The second mega-trend is the power of social networking through what used to be small and localized communities. Now technology makes these communities even more engaged and expansive. Now we can enhance communities' ability to engage through social networking forums, Facebook, etc.
E-commerce and mobile is 35% of QVC's total revenues, and growing at a 15% to 20% rate per year -- which is double the industry. Mobile [commerce] is about 3% of total sales, growing 10 times faster than e-commerce. About 60% of new QVC customers make their first order on an e-commerce platform, and many become avid viewers of the live program. These channels are not in competition. Each one reinforces the other.
What are the big merchandising opportunities?

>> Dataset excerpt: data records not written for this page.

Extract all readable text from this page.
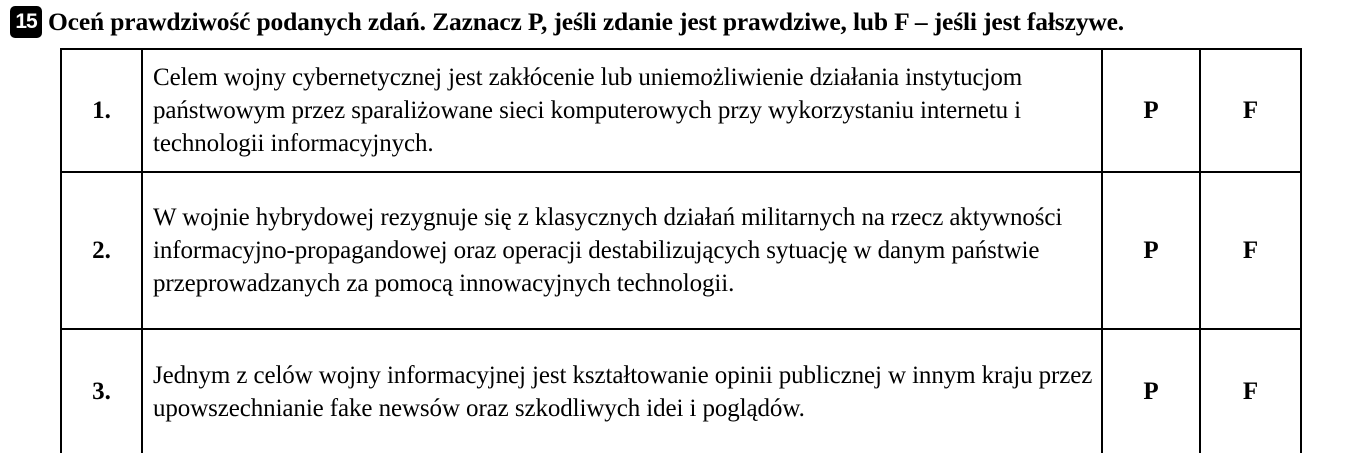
15 Oceń prawdziwość podanych zdań. Zaznacz P, jeśli zdanie jest prawdziwe, lub F – jeśli jest fałszywe.
1.	Celem wojny cybernetycznej jest zakłócenie lub uniemożliwienie działania instytucjom państwowym przez sparaliżowane sieci komputerowych przy wykorzystaniu internetu i technologii informacyjnych.	P	F
2.	W wojnie hybrydowej rezygnuje się z klasycznych działań militarnych na rzecz aktywności informacyjno-propagandowej oraz operacji destabilizujących sytuację w danym państwie przeprowadzanych za pomocą innowacyjnych technologii.	P	F
3.	Jednym z celów wojny informacyjnej jest kształtowanie opinii publicznej w innym kraju przez upowszechnianie fake newsów oraz szkodliwych idei i poglądów.	P	F
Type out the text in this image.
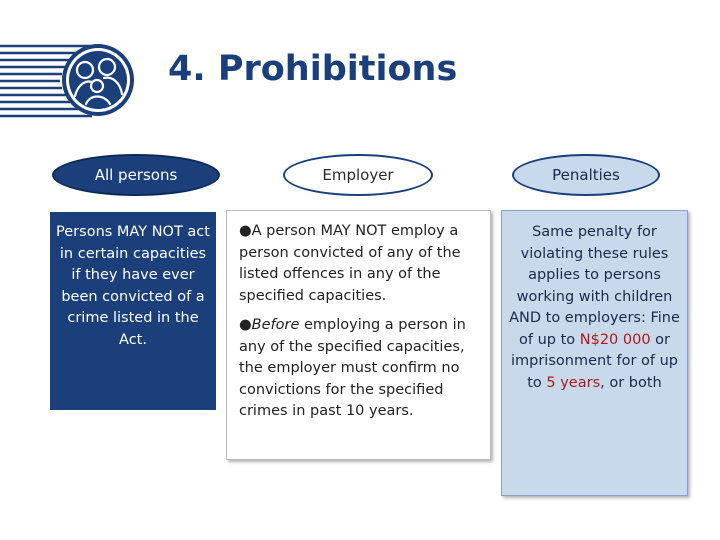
4. Prohibitions
All persons	Employer	Penalties
Persons MAY NOT act in certain capacities if they have ever been convicted of a crime listed in the Act.

●A person MAY NOT employ a person convicted of any of the listed offences in any of the specified capacities.

●Before employing a person in any of the specified capacities, the employer must confirm no convictions for the specified crimes in past 10 years.

Same penalty for violating these rules applies to persons working with children AND to employers: Fine of up to N$20 000 or imprisonment for of up to 5 years, or both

We've made great strides in creating a world-class mix of brands. Another dimension is bringing in great personalities that have a big following, and leveraging their credibility and following, such as fashion lines from the Kardashians and [celebrity stylist] Rachel Zoe -- which is a great example of explosive sales of a product from both existing and new customers.
Another dimension of product would be leading designers, like Isaac Mizrahi. [You'll see] more of the top-tier celebrity brands as well as great designer brands.
What's your outlook for the holiday season?
To use an overused phrase, we are cautiously optimistic. There's a growing uncertainty about the global economy, we do compete around the world, and I think consumers around the world are tentative. We [still] think we can grow our business in this economy by taking market share from other guys.
Holiday is a great time for us. Generally, we do quite well. We'll try to avoid all the crazy promotions out at retail. We'll be as competitively priced as everyone, so the value is there, but we'll be just very focused on the best gifts of the season.
We're trying to bring fresh, innovative products to you before you see them at retail. Like a lot of retailers, we'll also do a great business on Black Friday, but our Black Friday tag line is, "all of the deals, none of the craziness."